During her break from Hollywood, Renee was able to rediscover other parts of herself. She returned to school, travelled the world and visited her family. She also dedicated some time to gender advocacy and helping her friend and publicist, who had been diagnosed with amyotrophic lateral sclerosis.

Unlike the poor Judy Garland, whose life under the spotlight always pressured her to be performing--whether in front of the cameras or simply to live up to her persona--Renee took a firm step back, for herself.

Why she refused to forget herself

Zellweger has said that before her break she was last on her own list of priorities, and that she realized she was depressed, likely as a result of this self-alienation.

Taking time away from the constant focus on her weight and appearance—which, sadly comes with the fame for most women celebs—helped her get her priorities straight. “I had a good five-year period when I was joyful and in a new chapter that no one was even aware of,” she said, adding that she always kept a certain distance from Hollywood, and that she has always seen moviemaking as her work, and as separate from her social life. 

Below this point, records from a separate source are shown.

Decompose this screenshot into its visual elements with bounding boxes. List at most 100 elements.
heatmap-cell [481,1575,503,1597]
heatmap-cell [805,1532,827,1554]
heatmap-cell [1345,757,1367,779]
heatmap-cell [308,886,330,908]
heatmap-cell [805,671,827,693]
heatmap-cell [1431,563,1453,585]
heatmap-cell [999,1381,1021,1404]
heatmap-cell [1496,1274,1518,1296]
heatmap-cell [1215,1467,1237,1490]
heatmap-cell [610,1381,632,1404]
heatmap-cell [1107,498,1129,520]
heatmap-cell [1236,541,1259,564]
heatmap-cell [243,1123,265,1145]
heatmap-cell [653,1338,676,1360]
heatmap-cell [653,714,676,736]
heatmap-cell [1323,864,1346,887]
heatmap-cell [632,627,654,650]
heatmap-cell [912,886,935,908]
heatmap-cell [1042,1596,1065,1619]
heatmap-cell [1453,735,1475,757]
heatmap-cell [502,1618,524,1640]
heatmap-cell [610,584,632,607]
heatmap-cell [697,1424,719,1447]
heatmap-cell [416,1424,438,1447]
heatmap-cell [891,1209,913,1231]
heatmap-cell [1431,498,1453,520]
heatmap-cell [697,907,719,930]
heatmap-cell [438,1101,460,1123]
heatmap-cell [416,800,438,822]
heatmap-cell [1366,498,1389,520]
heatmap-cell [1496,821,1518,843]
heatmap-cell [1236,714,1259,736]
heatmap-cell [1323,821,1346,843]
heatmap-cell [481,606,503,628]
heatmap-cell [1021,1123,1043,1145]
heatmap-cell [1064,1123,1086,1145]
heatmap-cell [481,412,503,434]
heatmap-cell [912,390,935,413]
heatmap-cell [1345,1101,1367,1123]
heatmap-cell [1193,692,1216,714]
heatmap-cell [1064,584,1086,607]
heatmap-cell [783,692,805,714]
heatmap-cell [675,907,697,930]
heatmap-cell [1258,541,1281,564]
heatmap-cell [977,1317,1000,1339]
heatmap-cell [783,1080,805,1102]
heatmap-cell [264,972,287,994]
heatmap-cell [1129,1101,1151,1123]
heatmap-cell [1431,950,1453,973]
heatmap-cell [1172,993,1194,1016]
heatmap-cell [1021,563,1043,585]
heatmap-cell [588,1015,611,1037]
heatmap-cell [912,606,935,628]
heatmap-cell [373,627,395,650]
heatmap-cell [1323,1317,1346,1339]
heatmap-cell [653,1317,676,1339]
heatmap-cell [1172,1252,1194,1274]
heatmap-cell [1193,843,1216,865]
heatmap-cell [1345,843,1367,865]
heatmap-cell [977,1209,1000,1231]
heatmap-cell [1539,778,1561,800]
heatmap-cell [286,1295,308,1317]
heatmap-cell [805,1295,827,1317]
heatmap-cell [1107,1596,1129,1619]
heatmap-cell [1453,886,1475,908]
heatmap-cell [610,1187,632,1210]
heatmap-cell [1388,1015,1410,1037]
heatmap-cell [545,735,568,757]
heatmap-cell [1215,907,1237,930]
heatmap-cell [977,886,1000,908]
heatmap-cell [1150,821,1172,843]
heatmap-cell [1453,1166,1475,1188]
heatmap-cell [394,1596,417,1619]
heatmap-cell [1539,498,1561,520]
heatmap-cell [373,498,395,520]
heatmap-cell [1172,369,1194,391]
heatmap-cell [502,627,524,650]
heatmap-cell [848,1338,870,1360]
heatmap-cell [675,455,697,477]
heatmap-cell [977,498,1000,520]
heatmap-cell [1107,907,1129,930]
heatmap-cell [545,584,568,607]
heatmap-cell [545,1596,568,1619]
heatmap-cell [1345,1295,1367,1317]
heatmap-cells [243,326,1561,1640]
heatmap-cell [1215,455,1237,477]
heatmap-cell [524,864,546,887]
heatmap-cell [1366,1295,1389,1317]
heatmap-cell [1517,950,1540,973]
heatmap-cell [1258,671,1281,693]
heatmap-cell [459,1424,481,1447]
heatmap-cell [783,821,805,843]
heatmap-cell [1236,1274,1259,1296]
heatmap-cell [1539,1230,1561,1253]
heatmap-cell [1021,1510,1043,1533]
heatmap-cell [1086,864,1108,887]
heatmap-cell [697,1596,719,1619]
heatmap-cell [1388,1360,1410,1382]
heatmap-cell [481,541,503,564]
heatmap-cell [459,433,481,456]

Perhaps, this is the outlook that helps keep Zellweger, now 50, grounded, healthy, and naturally radiant. While many actors (and people in general) forego self-care and self-love in favor of relentless action, all-consuming ambition, careerism, and looking good to others, I think many of us can learn a lesson or two from Renée: if you forget yourself in the whirlwind, withdraw and retreat until you can surface again.